Destiny, Morlan discovered, isn’t always what you expect.
He graduated from the University of Idaho in 1990 with a degree in architecture.
“Ever since grade school I was fascinated with designing,” he said. “I remember looking at house plans and drawing my own.
“It’s what I wanted to be when I went to college, no question.”
He joined a Spokane firm only to become a victim of downsizing five years later.
“After five years I got caught in the layoff trend,” he said. “There had to be a better plan.”
Morlan had always been a runner even though his career at LC was nondescript. It was a way to have fun and relieve stress while in college.
“I was not very successful when I ran in high school,” the lanky Morlan admitted. “I won league races as a freshman, but the older I got, the faster all the other kids became.”
Morlan, however, discovered an aptitude for marathoning.
While running with friends in the Disney World Marathon in Orlando, Fla., he surprised himself with a time of 2:28.30.
“That’s when I figured out I didn’t just have to be a plodder,” he said. “I had never dreamed it was possible.”
He lowered his time to 2:20.40, which qualified him for the U.S. Olympic marathon trials.
In February 1996, Morlan and his friend, Stan Holman, ran in unseasonable cold in Charlotte, N.C., finishing 65th and 53rd, respectively, out of 135 entrants. He wasn’t satisfied with his performance.
“I ran poor,” said Morlan. “I was in good shape but had a stress fracture and never could get loose.”
The race whetted his appetite for more.
He and Holman continue to train in an effort to qualify again and improve their finish. They harbor no illusions about making the Olympic team.
“Our end goal is just being there,” said Morlan. “We want to go to the trials and do the best we can.”
After college graduation, Morlan volunteered to assist LC cross country coach Marty Robinette.
“I asked Marty if I could come out and run with the guys, and he said sure,” Morlan said.
Within a couple of years he was offering suggestions about workouts. Last fall, Morlan was named boys coach.
“I love it,” said Morlan. “It’s a great job.”
Runners like Noble and Beagle thrived on a style that Beagle called, “really intense yet really easygoing.
“He lets you be yourself,” said Beagle. “But if you go wrong, he lets you know.”
Both talked about his one-on-one ability to get the most out of each runner no matter their talent.
“He shows them a direct way to get to goals,” said Beagle. “He makes you aware of what you want to do and where you want to go.”
Said Noble: “I don’t see him as a coach but more as a friend.
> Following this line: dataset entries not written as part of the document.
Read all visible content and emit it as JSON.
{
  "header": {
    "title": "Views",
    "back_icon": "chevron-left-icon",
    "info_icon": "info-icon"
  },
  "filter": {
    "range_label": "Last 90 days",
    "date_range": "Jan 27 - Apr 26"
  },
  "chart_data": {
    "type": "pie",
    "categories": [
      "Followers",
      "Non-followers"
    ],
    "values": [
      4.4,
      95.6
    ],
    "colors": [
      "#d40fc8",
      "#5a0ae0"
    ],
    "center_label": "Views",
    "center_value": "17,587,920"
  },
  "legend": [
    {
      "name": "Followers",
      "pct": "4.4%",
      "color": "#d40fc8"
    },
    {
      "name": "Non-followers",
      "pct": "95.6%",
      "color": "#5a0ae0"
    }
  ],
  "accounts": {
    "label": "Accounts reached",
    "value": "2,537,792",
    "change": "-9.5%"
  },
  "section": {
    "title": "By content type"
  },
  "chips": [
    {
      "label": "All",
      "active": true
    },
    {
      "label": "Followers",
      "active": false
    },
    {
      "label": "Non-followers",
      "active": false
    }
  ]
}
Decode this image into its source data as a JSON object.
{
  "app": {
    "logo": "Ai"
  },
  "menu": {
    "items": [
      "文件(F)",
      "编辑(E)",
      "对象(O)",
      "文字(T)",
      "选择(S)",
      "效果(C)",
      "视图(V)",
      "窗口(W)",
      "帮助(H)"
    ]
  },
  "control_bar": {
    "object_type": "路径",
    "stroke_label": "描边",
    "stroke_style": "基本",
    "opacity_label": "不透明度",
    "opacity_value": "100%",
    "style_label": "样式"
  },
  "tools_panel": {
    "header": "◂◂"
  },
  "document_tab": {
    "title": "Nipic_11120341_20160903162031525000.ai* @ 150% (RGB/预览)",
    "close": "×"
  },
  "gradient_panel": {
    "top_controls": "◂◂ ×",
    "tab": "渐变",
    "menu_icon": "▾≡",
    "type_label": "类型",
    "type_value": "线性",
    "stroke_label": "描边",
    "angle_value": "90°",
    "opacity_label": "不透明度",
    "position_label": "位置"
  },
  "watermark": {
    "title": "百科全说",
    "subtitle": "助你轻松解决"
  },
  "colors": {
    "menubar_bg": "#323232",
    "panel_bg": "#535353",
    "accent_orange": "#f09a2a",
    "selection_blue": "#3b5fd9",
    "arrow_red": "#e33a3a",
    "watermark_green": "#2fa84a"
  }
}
He really bonds with the kids.”
And so this long-distance runner and out-of-work architect sold his North Side home, invested in a South Hill fourplex to eliminate a mortgage payment and returned to school for his education degree.
“Being laid off and having to find work, I found I had options,” said Morlan. “Why not do what I enjoy - working with kids?
He was hired this summer to teach full time at LC. But Morlan won’t let his architect’s license lapse.
It was, after all, his road most traveled until running revealed another path.
“It’s amazing how life takes you on roads,” said Morlan, “and you never know where they will lead.”